May 26th, 2009 at 11:55 pm
I saw the original on my telly, thank you. But the replay was a bit sputtering, if that’s the right word.
Congratulations on the book. I have it on order and anxiously await it’s arrival.
I’d like for you to get in touch with Steve Keen, author of “Debunking Economics”, so that maybe the two of you can try to put together a framework within which a new form of economic thought can be formulated. What passes for “theory” today is a joke, akin to the “flat earth”, or as Mandlebrot put it, “alchemy”. Keen’s website is:
http://www.debtdeflation.com/blogs/
I hate to be the skunk at the garden party but I think the moniker about the housing crisis really belongs to “Calculated Risk”, a blog which has been right on about housing and finance issues (together with the late, irreplaceable “tanta.”) You do provide a valuable public service with this blog, and I hope that you will continue to let the public “in” on the action, long after you have reaped billions of dollars in commissions from the publication of “Bailout Nation”. :-)
May 27th, 2009 at 1:45 am
That’d be Mandelbrot, and not Mandlebrot.

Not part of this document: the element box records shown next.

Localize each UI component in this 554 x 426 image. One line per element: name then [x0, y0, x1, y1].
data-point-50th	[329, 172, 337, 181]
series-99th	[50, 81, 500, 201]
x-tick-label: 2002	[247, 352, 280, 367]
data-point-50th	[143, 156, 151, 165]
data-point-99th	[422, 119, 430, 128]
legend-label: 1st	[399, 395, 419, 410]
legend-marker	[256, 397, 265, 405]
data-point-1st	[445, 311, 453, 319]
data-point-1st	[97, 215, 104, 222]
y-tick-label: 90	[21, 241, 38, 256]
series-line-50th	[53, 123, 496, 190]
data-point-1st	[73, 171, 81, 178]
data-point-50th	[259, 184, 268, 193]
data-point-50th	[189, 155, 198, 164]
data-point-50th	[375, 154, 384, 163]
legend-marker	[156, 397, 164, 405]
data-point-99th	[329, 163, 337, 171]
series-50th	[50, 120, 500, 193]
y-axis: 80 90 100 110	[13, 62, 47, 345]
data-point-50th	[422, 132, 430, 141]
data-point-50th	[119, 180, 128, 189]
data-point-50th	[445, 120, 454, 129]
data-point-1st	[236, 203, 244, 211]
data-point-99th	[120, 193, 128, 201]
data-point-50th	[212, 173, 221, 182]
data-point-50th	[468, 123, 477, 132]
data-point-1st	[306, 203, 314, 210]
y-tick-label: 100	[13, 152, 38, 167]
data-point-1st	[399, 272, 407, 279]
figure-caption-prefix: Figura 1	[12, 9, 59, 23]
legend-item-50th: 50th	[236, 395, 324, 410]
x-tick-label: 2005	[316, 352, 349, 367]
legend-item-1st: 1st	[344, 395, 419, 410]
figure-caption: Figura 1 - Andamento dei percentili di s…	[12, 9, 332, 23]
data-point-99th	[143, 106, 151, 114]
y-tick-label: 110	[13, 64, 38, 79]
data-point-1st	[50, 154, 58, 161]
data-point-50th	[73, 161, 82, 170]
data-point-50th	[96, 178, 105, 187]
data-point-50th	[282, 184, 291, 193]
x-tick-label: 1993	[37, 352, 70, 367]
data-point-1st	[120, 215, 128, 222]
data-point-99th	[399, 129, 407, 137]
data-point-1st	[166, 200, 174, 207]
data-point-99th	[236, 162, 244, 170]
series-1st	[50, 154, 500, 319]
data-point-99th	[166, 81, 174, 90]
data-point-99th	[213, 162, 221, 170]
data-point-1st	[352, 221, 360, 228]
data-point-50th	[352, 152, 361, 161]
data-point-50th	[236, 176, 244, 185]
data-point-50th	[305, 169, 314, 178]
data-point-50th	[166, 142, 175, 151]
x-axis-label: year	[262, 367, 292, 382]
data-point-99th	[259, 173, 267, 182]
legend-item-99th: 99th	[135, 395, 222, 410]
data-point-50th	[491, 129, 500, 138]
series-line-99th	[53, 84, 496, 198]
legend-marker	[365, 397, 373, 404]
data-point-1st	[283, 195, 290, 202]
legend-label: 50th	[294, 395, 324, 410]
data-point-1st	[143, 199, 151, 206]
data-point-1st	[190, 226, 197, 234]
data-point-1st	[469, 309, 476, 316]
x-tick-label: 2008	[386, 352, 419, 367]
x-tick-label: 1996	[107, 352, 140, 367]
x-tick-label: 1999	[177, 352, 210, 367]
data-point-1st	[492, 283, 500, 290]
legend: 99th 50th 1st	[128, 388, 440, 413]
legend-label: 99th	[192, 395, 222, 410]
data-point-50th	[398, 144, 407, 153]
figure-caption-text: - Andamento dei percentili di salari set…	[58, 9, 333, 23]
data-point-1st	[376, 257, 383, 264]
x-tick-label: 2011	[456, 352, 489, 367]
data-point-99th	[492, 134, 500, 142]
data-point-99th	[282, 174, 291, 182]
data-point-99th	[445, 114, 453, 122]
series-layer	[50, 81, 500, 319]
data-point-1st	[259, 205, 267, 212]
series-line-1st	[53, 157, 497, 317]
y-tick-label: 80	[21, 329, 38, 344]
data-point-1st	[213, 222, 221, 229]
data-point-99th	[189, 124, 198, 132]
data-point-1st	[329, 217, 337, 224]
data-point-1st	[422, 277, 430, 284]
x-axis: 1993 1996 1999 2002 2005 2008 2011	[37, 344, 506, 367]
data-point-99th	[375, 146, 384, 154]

Apologies. Did it again. Yikes! Should know better by now.
May 27th, 2009 at 6:54 am
Mike,
Though I posted this very fact earlier, you still did not account for the massive QID distribution last year, which took about $10 off its price and put in in my pocket…so you really need to add $10 to the price of QID for an accurate return. I bought a lot of QID in the low 40s and 30s…it is now at 45, accounting for distribution.